Empowering PhD Researchers with Project Management Skills:

PhD student Ellie Smallwood shares her experience organising a certified Project Management training course for fellow researchers in the AAPS CDT

April 08 2025

Doing a PhD obviously requires development of technical skills regardless of your area of study. It also demands skills relating to managing time, budgets, resources, and professional relationships, but these can be easily overlooked. These skills all fall under Project Management and, since a PhD is one big project, over the past six months I went about organising a certified PM course for PhD researchers within the AAPS CDT.

The steps were relatively simple:

  1. Gauge the level of interest from my fellow researchers (lots of interest!)
  2. Identify a provider of PM training – we went with Fistral (who, spoiler, were fantastic!) – and start conversations with them to get cost estimates
  3. Apply for funding from the AAPS CDT
  4. Confirm suitable dates with Fistral
  5. Advertise for PhD researchers to sign up!

This process culminated in an oversubscribed course, which ran for three intense days in person 19th-21st March, with one online day on the 1st April to go over the exam style, example questions, and final pieces of material.

We covered a huge amount of content, helpful both for our PhDs and for any role we find ourselves in in the future, for example:

  • PM fundamentals, incl. defining scope, stakeholder management, team development
  • Predictive PM, incl. time and cost estimation techniques and budgeting, project planning methodologies, accounting for variability
  • Agile and Adaptive frameworks
  • Risk identification and management
  • Business analysis frameworks

Now we’ve had the training, it’s over to us to take the globally recognised Project Management Institute (PMI) Certificate Associated in Project Management (CAPM) exam!

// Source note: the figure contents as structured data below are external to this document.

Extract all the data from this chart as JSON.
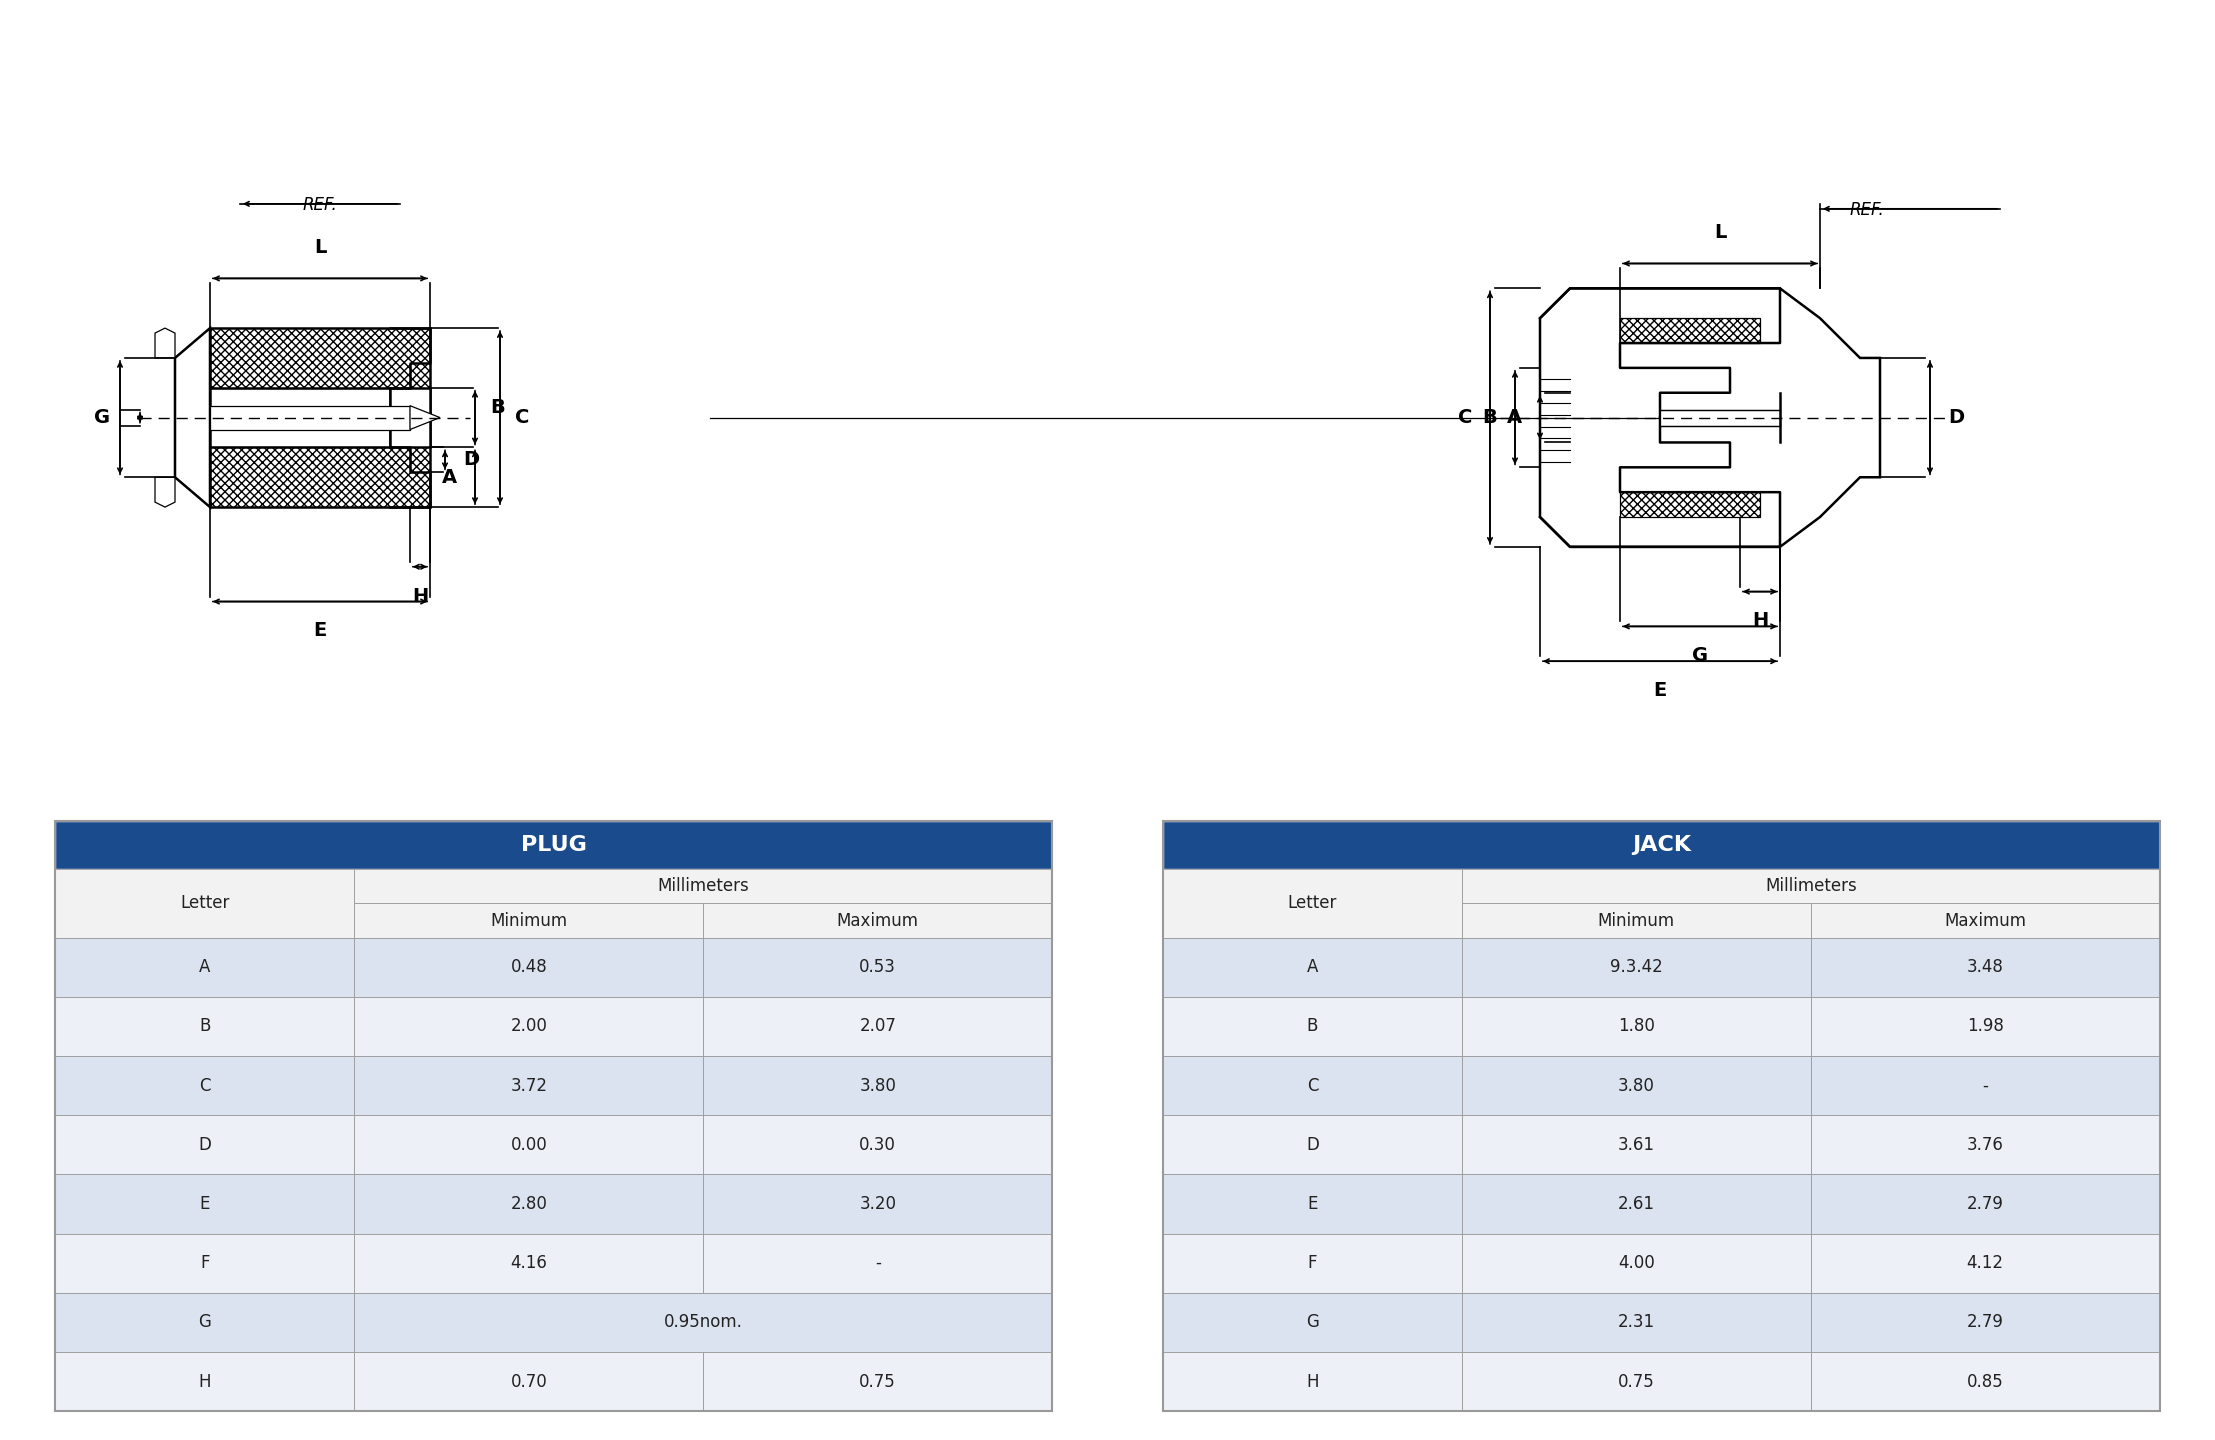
{
  "plug_table": {
    "title": "PLUG",
    "header_color": "#1a4b8c",
    "header_text_color": "#ffffff",
    "col_header": "Millimeters",
    "col1": "Letter",
    "col2": "Minimum",
    "col3": "Maximum",
    "rows": [
      [
        "A",
        "0.48",
        "0.53"
      ],
      [
        "B",
        "2.00",
        "2.07"
      ],
      [
        "C",
        "3.72",
        "3.80"
      ],
      [
        "D",
        "0.00",
        "0.30"
      ],
      [
        "E",
        "2.80",
        "3.20"
      ],
      [
        "F",
        "4.16",
        "-"
      ],
      [
        "G",
        "0.95nom.",
        ""
      ],
      [
        "H",
        "0.70",
        "0.75"
      ]
    ]
  },
  "jack_table": {
    "title": "JACK",
    "header_color": "#1a4b8c",
    "header_text_color": "#ffffff",
    "col_header": "Millimeters",
    "col1": "Letter",
    "col2": "Minimum",
    "col3": "Maximum",
    "rows": [
      [
        "A",
        "9.3.42",
        "3.48"
      ],
      [
        "B",
        "1.80",
        "1.98"
      ],
      [
        "C",
        "3.80",
        "-"
      ],
      [
        "D",
        "3.61",
        "3.76"
      ],
      [
        "E",
        "2.61",
        "2.79"
      ],
      [
        "F",
        "4.00",
        "4.12"
      ],
      [
        "G",
        "2.31",
        "2.79"
      ],
      [
        "H",
        "0.75",
        "0.85"
      ]
    ]
  },
  "row_colors": [
    "#dce3f0",
    "#eef0f7"
  ],
  "border_color": "#999999",
  "text_color": "#222222",
  "white": "#ffffff",
  "light_gray": "#eeeeee",
  "mid_gray": "#cccccc",
  "dark_gray": "#aaaaaa"
}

I personally will be using these techniques to ensure the final year of my PhD stays on track and crucially will know that I have the tools available to adapt when things inevitably change! I then hope I will be in a position after my PhD where I can continue to help guide and shape projects, in which case all of this knowledge will be invaluable.

Good luck to all attendees, both for the exam and for developing your PM skills in your PhDs and the future! A huge thank you goes to Fistral for providing an excellent course, and to AAPS CDT for funding the opportunity.